Thursday, May 01, 2003
VOL. II Issue 5A
Barbara Nemec, erstwhile director and writer of "A Good Land" has announced that selected scenes from the play will be performed on the Friday of Old Settler's weekend to give people a sneak peek at the actual performance. Victor Nemec who plays the Narrator, will not be available at that time so Jerry Hinkle has been slated to replace him for that performance only. The "Wedding scene" that has been talked about before in the Holabird Advocate is not one of the selected scenes to be performed and so Jerry will not be playing the Minister that evening. The performance of the whole production will be at a later date, which has not yet been determined, a date that will be announced here in the Holabird Advocate sometime in the future.
It was reported by the Holabird Advocate's Circulation department that as of 2:43 this afternoon Holabird time, a computer from New Zealand logged on to the Newsblog. This occasion marks the first known reader from outside the United States. When he heard the news, Holabird Advocate's courageous, dynamic Publisher, Jerry Hinkle said, "Of all the products and services that this country could export, few are as worthwhile as the Holabird Advocate. I hope this Reader from New Zealand brings a few friends along for the ride."

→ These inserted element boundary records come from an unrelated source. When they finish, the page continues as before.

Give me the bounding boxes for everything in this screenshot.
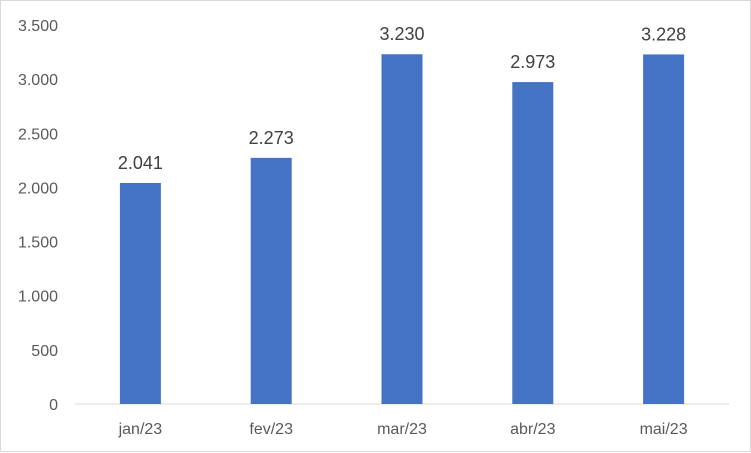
bar [119, 182, 161, 404]
data-label: 3.230 [379, 24, 424, 44]
y-tick-label: 2.500 [18, 126, 58, 143]
bar [643, 54, 685, 405]
data-label: 3.228 [641, 24, 686, 44]
data-label: 2.273 [249, 128, 294, 148]
data-label: 2.973 [510, 52, 555, 72]
x-tick-label: fev/23 [249, 421, 293, 438]
x-tick-label: mai/23 [640, 421, 688, 438]
y-tick-label: 1.000 [18, 289, 58, 306]
data-labels: 2.041 2.273 3.230 2.973 3.228 [118, 24, 686, 173]
x-axis: jan/23 fev/23 mar/23 abr/23 mai/23 [75, 403, 729, 438]
y-tick-label: 3.500 [18, 18, 58, 35]
bar [512, 82, 554, 404]
x-tick-label: abr/23 [510, 421, 555, 438]
y-tick-label: 1.500 [18, 235, 58, 252]
bar [381, 54, 423, 404]
bars [119, 54, 685, 405]
x-tick-label: jan/23 [118, 421, 163, 438]
y-tick-label: 500 [31, 343, 58, 360]
y-tick-label: 2.000 [18, 180, 58, 197]
y-tick-label: 0 [49, 397, 58, 414]
y-axis: 0 500 1.000 1.500 2.000 2.500 3.000 3.500 [18, 18, 58, 414]
y-tick-label: 3.000 [18, 72, 58, 89]
bar [250, 157, 292, 404]
x-tick-label: mar/23 [377, 421, 427, 438]
data-label: 2.041 [118, 153, 163, 173]
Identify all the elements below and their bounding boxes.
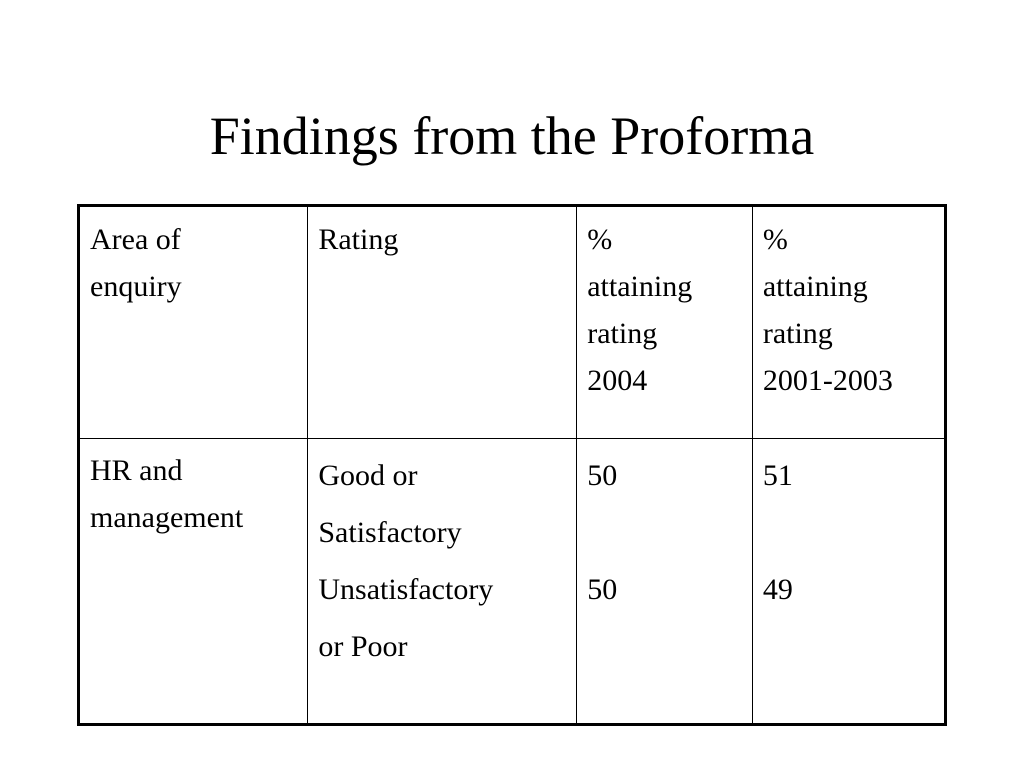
rating-line: or Poor xyxy=(318,630,408,663)
spacer xyxy=(587,504,742,561)
header-pct-2004-line: attaining xyxy=(587,270,693,303)
header-pct-2004-line: 2004 xyxy=(587,364,648,397)
header-pct-2001-2003-line: attaining xyxy=(762,270,868,303)
header-pct-2001-2003-line: 2001-2003 xyxy=(762,364,893,397)
header-pct-2001-2003-line: rating xyxy=(762,317,833,350)
table-row: HR and management Good or Satisfactory U… xyxy=(77,438,947,725)
spacer xyxy=(763,504,934,561)
header-cell-pct-2001-2003: % attaining rating 2001-2003 xyxy=(751,205,947,439)
header-cell-area: Area of enquiry xyxy=(77,205,309,439)
header-cell-rating: Rating xyxy=(307,205,578,439)
area-line: management xyxy=(90,501,244,534)
header-pct-2001-2003-line: % xyxy=(762,223,788,256)
rating-line: Unsatisfactory xyxy=(318,573,494,606)
header-rating-label: Rating xyxy=(318,223,399,256)
header-area-line: enquiry xyxy=(90,270,182,303)
area-line: HR and xyxy=(90,454,183,487)
header-pct-2004-line: rating xyxy=(587,317,658,350)
pct-2001-2003-poor-value: 49 xyxy=(762,573,793,606)
header-pct-2004-line: % xyxy=(587,223,613,256)
pct-2004-poor-value: 50 xyxy=(587,573,618,606)
cell-pct-2004: 50 50 xyxy=(576,438,753,725)
pct-2004-good-value: 50 xyxy=(587,459,618,492)
findings-table: Area of enquiry Rating % attaining ratin… xyxy=(77,204,947,726)
header-cell-pct-2004: % attaining rating 2004 xyxy=(576,205,753,439)
slide-title: Findings from the Proforma xyxy=(209,106,815,166)
cell-rating: Good or Satisfactory Unsatisfactory or P… xyxy=(307,438,578,725)
table-header-row: Area of enquiry Rating % attaining ratin… xyxy=(77,205,947,439)
header-area-line: Area of xyxy=(90,223,181,256)
pct-2001-2003-good-value: 51 xyxy=(762,459,793,492)
cell-pct-2001-2003: 51 49 xyxy=(751,438,947,725)
rating-line: Satisfactory xyxy=(318,516,462,549)
cell-area: HR and management xyxy=(77,438,309,725)
rating-line: Good or xyxy=(318,459,418,492)
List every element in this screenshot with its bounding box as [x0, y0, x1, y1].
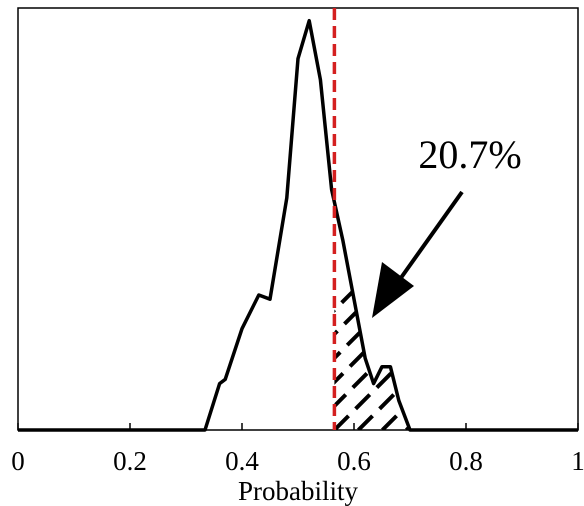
x-tick-label: 1	[571, 446, 584, 476]
arrow-head	[372, 262, 414, 318]
hatch-line	[428, 288, 572, 430]
annotation: 20.7%	[418, 132, 521, 177]
x-axis-label: Probability	[238, 476, 358, 506]
x-tick-label: 0	[11, 446, 25, 476]
arrow-shaft	[396, 190, 464, 284]
hatch-line	[548, 288, 578, 430]
plot-frame	[17, 7, 579, 431]
x-tick-label: 0.2	[113, 446, 147, 476]
hatch-line	[404, 288, 548, 430]
x-tick-label: 0.6	[337, 446, 371, 476]
hatch-line	[572, 288, 578, 430]
x-tick-label: 0.4	[225, 446, 259, 476]
hatch-line	[500, 288, 578, 430]
hatch-line	[166, 290, 306, 430]
density-line	[18, 18, 578, 432]
hatch-line	[476, 288, 578, 430]
x-tick-label: 0.8	[449, 446, 483, 476]
hatch	[118, 288, 578, 430]
hatch-line	[118, 290, 258, 430]
hatch-line	[524, 288, 578, 430]
hatch-line	[452, 288, 578, 430]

by Jerry Hinkle, Special to the Holabird Advocate
It was 30 years ago today that Irene Ryan, who played Granny Clampett on "Beverly Hillbillies" was buried. "Reenie" as she was known to family and friends was born October 17, 1902, making her a few months younger than my Grandad. She was quite a lady. Ms. Ryan was one of the few white singers to have a hit single on Motown Records with "No Time at All" from the Broadway musical show, "Pippin". She died of complications from a stroke caused by a brain tumor while performing in that show, after the cancellation of "The Hillbillies". She was 70 years old. Donna Douglas, who played Elly May, turns 70 this year, and has started to look more like "Granny" than Irene did without the makeup. Life indeed goes on. Reality bites.
On the day of the funeral, May 1, 1973, Paul Henning, who created "The Hillbillies", said, "Today is May first. May Day-the international distress signal. But May Day has another meaning. May day was a time of joy and cellebration. I think that's the meaning Reenie would want us to have in our hearts today. Reenie once told me that there was an old saying in vaudeville 'Always leave them wanting more'. Well, Irene, you certainly made your exit on a high point. God knows we wanted more."
It's been 40 years since "The Hillbillies" debuted. It's still aired in reruns at various times everyday. I wonder how many of todays shows will be seen in 2043. The reason for its lasting appeal is simple. When you feel a little down and watch an episode you feel wonderful again, even if it's for just a moment.
"The Beverly Hillbillies"! Long may they wave!